Ana sözleşme: “Olandan ve bitenden, payım olsa da olmasa da, payıma düşeni yerine getirsem de getirmesem de, en büyük gayreti gösterip yanıt bulamasam da, muafım!”

Madde 1. İnsana atfedilmiş bütün olumsuz özellikler, onun bünyesinin ayrılmaz bir parçasıdır, bunu olduğu gibi ikrar edip, şaşırmamak, kırılmamak, burulmamak gereklidir. Nefret ve intikam bağlantısızlıkla bağdaşmayan dünyevi duygulardır.

Madde 2. Koşulların yetmediği yerde asla kaçamazsın. Üstlenilmesi gereken sorunlar yük değil, paye olarak görülmelidir. Çözümsüzlük aşamasına erişildiğinde, çözümün aranabilmesi için kenarda bir çantacık hazır tutulmalıdır. Son tren kaçmış olsa bile, yürüyerek de uzaklaşılabilinir.

Madde 3. Kendini ancak hiçlik kadar değersiz atfetsen bile, değerlerin paraya endeksli olduğu dış alemde, senin değerini karşılayabilecek bir kavram olmadığı tevazu ile sindirilmelidir.
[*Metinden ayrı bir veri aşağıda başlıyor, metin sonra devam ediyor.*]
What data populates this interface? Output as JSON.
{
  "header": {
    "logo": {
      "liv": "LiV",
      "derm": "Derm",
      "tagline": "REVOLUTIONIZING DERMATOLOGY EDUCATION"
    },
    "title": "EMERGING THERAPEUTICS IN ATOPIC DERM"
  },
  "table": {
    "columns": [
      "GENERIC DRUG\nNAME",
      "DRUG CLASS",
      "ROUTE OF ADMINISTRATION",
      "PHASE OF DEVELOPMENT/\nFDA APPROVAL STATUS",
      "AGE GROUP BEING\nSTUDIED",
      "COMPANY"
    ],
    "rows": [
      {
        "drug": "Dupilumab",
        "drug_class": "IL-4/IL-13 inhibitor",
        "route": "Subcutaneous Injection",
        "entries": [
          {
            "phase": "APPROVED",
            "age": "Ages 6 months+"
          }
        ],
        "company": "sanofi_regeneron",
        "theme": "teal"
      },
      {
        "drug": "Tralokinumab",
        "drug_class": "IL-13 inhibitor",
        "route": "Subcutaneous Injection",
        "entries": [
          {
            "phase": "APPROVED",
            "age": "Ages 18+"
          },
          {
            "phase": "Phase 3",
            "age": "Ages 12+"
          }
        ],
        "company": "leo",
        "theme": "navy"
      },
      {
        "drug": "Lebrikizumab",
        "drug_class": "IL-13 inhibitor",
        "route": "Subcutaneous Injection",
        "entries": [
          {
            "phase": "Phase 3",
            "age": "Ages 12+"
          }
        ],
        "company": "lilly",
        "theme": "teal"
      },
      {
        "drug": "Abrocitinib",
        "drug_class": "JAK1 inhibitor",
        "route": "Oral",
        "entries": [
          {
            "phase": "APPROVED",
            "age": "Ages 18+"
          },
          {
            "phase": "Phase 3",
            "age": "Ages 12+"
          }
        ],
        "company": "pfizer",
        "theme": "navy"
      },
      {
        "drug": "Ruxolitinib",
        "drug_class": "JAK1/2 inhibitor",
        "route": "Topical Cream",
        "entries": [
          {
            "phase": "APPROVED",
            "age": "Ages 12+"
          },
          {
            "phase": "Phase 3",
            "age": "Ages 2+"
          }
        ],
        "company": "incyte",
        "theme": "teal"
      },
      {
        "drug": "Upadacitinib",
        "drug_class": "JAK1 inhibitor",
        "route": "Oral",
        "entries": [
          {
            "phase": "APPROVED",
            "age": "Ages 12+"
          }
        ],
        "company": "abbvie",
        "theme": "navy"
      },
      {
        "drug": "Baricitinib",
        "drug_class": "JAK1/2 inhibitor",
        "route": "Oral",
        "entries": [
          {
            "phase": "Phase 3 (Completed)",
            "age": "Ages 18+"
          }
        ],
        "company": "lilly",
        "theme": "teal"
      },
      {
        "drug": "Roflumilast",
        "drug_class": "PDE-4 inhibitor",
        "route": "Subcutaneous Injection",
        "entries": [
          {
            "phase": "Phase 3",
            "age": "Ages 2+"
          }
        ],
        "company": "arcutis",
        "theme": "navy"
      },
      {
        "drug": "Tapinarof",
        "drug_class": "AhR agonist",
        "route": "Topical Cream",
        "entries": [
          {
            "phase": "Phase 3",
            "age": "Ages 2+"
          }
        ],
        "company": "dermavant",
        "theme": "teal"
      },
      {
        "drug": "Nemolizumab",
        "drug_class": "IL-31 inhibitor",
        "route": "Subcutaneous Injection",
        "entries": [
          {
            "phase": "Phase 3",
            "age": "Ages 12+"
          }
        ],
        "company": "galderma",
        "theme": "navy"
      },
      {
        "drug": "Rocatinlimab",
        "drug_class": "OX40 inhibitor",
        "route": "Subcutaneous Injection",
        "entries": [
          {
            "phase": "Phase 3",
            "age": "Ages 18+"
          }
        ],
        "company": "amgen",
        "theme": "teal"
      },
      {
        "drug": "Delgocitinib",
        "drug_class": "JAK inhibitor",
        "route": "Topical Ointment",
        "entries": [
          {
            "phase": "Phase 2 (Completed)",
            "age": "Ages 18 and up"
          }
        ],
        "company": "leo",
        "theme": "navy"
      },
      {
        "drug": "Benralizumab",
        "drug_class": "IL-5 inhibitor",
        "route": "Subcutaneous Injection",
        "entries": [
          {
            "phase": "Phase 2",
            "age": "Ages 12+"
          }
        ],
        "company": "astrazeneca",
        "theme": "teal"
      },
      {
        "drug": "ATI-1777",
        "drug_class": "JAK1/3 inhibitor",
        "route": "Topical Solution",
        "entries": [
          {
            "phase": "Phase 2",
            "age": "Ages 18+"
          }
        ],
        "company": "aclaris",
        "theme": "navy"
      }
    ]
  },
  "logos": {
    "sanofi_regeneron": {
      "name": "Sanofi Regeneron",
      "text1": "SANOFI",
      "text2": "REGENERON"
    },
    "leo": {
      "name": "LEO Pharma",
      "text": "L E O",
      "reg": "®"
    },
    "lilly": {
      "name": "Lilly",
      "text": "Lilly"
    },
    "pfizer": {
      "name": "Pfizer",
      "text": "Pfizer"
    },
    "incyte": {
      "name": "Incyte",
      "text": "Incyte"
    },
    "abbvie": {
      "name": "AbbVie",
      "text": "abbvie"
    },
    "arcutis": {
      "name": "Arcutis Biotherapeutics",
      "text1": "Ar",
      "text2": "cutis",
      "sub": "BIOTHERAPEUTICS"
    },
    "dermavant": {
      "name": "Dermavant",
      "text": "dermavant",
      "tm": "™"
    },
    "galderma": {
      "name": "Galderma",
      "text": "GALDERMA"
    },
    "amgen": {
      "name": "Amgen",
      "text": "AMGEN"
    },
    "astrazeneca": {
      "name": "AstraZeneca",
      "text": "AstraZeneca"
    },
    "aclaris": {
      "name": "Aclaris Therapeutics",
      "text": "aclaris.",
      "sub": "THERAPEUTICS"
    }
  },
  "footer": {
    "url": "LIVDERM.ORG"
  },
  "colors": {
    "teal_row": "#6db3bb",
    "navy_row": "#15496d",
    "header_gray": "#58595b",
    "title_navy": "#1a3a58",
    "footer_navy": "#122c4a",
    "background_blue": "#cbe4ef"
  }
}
Kişisel zenginliğin bildiklerinde ve yaşamdan damıttıklarında gizlidir.

Madde 4. İnsanların ölçülebilir niteliklerinin şan, şöhret, unvan ve mevki ile belirlendiği değerler sisteminde, sana bir paye biçilmesinin haksızlık, insafsızlık, hatta hakaret olduğuna inanmalı; lakin bütün bu kavramların da insanın kusurlu yapısının doğal bir sonucu olduğunu üzülmeksizin bilmelisin.

Madde 5. Bağlantısızlık sözleşmesinin en önemli gereği olarak karşılık beklememeli, karşılık beklemenin dünyevi bir kural olduğunun bilincinde olmalısın. Dolayısıyla gözün gibi baktığın çocuğun, bir gün büyüyüp de, sen ona muhtaç hale geldiğinizde, Madde 2’yi onun “bağlantısızlığı” adına düşünmeksizin işletmelisin.

Madde 6. Cebinde para kalmadığında, tahsil edilemeyen alacakların tavana vurmuş olsa bile, aç kalmanın, hatta açıkta kalmanın da olası bir çözüm olabileceğinin farkında olmalısın. Başkalarının elem duyabileceği bütün olasılıkların, yaşamın doğal bir kavşağı olabileceğini bilmeli, sözleşmenin “muafiyet” prensibini hatırlamalısın.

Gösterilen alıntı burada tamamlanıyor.